Some people do start losing mucus plug gradually fairly early on, too ‒ although you may not actually notice, if it comes out in small bits.
How long after losing your mucus plug do you go into labor?
How long after losing mucus plug does labor start?
While losing your mucus plug means that your baby’s arrival is imminent, it does not necessarily signal labor.
Your body is still busy doing all the behind-the-scenes prep work for the big day.
Bottom line: all bodies are different.
Sometimes that mucus plug pops hours before labor, sometimes weeks.
Here are some of the signs that baby is on its way:
- Your water breaks (which can feel like a little trickle or a gushing rush).
- You experience regular contractions that get more frequent. (Try to time them if you can so that you can give the intel to your healthcare provider.)
- Your baby drops lower into your pelvis, ready for its great escape.
Will your water break after losing mucus plug?
Yes, usually at the final stretch of pregnancy, you’ll lose your mucus plug before your waters break.
But it can take days or even weeks from losing your mucus plug to your waters breaking.
Things to avoid after losing mucus plug
Once your mucus plug has come out, that can mean that bacteria can more easily make their way into your body.
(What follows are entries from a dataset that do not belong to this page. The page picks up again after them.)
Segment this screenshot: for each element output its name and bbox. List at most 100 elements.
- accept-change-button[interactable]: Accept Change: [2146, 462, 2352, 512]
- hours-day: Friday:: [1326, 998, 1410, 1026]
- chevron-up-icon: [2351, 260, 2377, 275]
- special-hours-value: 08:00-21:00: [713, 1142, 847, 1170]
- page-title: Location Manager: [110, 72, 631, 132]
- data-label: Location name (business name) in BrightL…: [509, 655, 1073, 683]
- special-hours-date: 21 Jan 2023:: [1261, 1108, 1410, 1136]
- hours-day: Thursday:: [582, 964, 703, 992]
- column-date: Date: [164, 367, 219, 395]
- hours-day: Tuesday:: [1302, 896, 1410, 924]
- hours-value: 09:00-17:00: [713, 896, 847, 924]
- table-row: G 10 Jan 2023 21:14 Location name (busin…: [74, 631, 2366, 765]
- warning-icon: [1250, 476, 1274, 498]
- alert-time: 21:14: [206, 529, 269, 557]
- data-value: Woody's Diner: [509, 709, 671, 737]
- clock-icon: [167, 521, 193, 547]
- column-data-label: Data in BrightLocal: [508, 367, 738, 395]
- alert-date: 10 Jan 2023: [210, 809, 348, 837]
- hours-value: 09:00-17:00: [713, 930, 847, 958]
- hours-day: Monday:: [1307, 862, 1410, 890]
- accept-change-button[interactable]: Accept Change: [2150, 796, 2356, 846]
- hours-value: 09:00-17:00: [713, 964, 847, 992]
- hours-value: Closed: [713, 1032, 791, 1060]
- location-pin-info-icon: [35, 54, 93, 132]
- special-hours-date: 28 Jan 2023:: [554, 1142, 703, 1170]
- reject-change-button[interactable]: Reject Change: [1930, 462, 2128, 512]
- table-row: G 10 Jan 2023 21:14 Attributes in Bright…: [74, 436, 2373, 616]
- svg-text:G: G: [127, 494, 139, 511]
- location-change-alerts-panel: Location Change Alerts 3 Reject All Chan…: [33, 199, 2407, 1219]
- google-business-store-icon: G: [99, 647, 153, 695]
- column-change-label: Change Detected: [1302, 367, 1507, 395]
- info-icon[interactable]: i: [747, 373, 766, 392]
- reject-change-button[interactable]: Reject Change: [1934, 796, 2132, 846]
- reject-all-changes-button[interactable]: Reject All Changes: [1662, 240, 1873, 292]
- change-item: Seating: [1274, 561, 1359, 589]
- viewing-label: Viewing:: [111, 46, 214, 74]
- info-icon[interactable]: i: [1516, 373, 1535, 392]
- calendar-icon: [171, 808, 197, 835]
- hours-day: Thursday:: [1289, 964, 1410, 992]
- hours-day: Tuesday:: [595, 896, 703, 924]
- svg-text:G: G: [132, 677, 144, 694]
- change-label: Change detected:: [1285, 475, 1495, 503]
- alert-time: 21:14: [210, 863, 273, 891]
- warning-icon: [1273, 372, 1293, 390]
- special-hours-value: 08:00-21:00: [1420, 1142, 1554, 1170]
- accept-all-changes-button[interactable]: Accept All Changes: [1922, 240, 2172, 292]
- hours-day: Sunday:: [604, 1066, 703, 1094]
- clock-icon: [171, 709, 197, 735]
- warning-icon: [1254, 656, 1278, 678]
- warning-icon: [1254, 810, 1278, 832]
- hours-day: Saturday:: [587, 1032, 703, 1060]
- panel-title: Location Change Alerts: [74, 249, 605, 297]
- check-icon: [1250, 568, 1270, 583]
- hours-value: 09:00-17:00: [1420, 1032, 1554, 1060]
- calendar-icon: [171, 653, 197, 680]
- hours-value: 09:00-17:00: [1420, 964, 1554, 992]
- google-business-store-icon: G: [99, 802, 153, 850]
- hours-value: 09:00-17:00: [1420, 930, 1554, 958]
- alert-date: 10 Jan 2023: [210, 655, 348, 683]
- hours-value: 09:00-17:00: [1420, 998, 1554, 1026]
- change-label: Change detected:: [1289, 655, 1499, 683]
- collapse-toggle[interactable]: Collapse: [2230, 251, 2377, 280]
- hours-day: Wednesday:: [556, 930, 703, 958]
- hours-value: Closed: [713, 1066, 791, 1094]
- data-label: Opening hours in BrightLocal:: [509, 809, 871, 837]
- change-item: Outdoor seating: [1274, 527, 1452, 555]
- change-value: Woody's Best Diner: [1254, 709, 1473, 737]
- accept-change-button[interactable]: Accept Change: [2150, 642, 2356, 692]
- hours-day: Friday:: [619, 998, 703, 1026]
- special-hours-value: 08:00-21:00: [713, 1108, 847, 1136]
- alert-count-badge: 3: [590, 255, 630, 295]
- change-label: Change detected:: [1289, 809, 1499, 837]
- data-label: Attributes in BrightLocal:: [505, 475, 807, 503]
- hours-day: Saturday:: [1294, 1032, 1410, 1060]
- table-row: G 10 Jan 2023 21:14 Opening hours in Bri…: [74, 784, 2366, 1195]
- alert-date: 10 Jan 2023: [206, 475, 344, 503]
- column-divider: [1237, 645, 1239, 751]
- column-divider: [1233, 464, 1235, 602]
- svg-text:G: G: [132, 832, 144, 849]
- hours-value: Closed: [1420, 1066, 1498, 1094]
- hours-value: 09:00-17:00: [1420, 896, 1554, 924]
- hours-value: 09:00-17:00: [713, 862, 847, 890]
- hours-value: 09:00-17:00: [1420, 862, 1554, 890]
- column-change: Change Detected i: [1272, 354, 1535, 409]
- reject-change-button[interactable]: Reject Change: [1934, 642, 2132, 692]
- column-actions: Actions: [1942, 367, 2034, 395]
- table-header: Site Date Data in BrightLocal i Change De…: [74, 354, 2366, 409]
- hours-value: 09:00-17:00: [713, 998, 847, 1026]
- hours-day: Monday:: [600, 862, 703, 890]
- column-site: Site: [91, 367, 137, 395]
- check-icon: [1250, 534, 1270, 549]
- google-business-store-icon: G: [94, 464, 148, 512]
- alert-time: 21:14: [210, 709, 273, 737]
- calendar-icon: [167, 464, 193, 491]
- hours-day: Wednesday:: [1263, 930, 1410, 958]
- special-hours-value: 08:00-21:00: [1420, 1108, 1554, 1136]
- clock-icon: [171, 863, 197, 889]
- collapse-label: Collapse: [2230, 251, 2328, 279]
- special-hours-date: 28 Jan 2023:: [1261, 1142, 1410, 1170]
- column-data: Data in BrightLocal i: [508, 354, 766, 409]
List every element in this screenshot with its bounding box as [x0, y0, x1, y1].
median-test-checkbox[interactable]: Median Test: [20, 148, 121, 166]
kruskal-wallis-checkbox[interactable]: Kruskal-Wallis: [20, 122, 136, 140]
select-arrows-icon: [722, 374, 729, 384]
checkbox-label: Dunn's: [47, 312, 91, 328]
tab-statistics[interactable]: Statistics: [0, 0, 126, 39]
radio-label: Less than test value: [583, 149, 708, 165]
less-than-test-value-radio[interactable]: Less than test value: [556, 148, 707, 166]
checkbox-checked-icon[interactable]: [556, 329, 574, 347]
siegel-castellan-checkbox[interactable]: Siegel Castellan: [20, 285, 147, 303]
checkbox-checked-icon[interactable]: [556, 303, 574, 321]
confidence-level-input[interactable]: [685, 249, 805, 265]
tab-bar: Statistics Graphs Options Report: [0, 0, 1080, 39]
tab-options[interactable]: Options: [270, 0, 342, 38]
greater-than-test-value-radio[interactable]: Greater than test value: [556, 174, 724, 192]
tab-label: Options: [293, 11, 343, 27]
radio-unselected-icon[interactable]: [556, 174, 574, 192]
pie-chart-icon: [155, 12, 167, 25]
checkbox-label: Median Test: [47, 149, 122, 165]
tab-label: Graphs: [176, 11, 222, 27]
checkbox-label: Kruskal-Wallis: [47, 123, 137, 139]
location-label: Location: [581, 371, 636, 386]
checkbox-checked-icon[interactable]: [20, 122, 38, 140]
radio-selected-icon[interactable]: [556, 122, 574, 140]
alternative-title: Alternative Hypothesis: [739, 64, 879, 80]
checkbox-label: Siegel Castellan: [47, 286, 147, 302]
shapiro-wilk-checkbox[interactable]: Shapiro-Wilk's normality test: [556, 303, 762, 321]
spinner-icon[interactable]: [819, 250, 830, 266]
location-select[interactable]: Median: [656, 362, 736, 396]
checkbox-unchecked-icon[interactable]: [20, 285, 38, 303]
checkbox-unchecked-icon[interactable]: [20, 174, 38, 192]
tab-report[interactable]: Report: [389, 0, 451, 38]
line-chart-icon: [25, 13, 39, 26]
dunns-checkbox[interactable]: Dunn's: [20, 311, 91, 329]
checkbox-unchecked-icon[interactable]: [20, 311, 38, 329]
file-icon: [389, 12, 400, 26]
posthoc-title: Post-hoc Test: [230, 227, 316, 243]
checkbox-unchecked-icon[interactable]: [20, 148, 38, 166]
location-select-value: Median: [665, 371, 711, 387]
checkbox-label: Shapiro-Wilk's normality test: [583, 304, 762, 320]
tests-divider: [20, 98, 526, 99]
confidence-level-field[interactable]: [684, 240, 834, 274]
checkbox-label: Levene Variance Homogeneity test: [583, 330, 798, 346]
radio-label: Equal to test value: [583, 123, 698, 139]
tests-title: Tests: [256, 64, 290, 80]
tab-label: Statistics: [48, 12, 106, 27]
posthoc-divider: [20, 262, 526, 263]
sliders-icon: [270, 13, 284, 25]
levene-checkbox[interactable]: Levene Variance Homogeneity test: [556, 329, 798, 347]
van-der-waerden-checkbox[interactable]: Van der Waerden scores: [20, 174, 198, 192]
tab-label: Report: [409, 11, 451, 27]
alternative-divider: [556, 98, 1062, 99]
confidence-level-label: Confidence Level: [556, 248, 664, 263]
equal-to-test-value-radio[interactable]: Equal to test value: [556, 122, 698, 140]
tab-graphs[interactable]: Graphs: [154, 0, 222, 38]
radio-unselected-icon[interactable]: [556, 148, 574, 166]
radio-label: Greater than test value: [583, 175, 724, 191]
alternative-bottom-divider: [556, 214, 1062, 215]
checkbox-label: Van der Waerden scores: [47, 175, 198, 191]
So there are a few things that you may want to avoid, especially if you lose your mucus plug before 37 weeks:
- Penetrative sex
- Penetrative masturbation
- Swimming in any body of water, even a pool
- Having a bath
Can you take a bath after losing mucus plug?
Yes and no ‒ it’s not recommended for people who have lost their mucus plug before 37 weeks, and it might be a good idea not to sit in any water even if you lose your mucus plug after that point.
Showers might be your best bet here.
Are you at risk of infection after losing mucus plug?
Yes, you are at a higher risk of infection after losing your mucus plug.
But that doesn’t mean that you will definitely get an infection ‒ it’s more like your body’s way of telling you not to do anything that could tempt infections at this time.
Can your mucus plug grow back?
Yes, it can!
Sometimes in pregnancy, you may lose parts of your mucus plug in cervix, so to protect baby, it’ll regenerate itself from vaginal discharge.
Pretty impressive stuff!
We know, there are so many things to look out for in pregnancy, but if you’re looking at mucus plugs, chances are, you’re into the final stretch.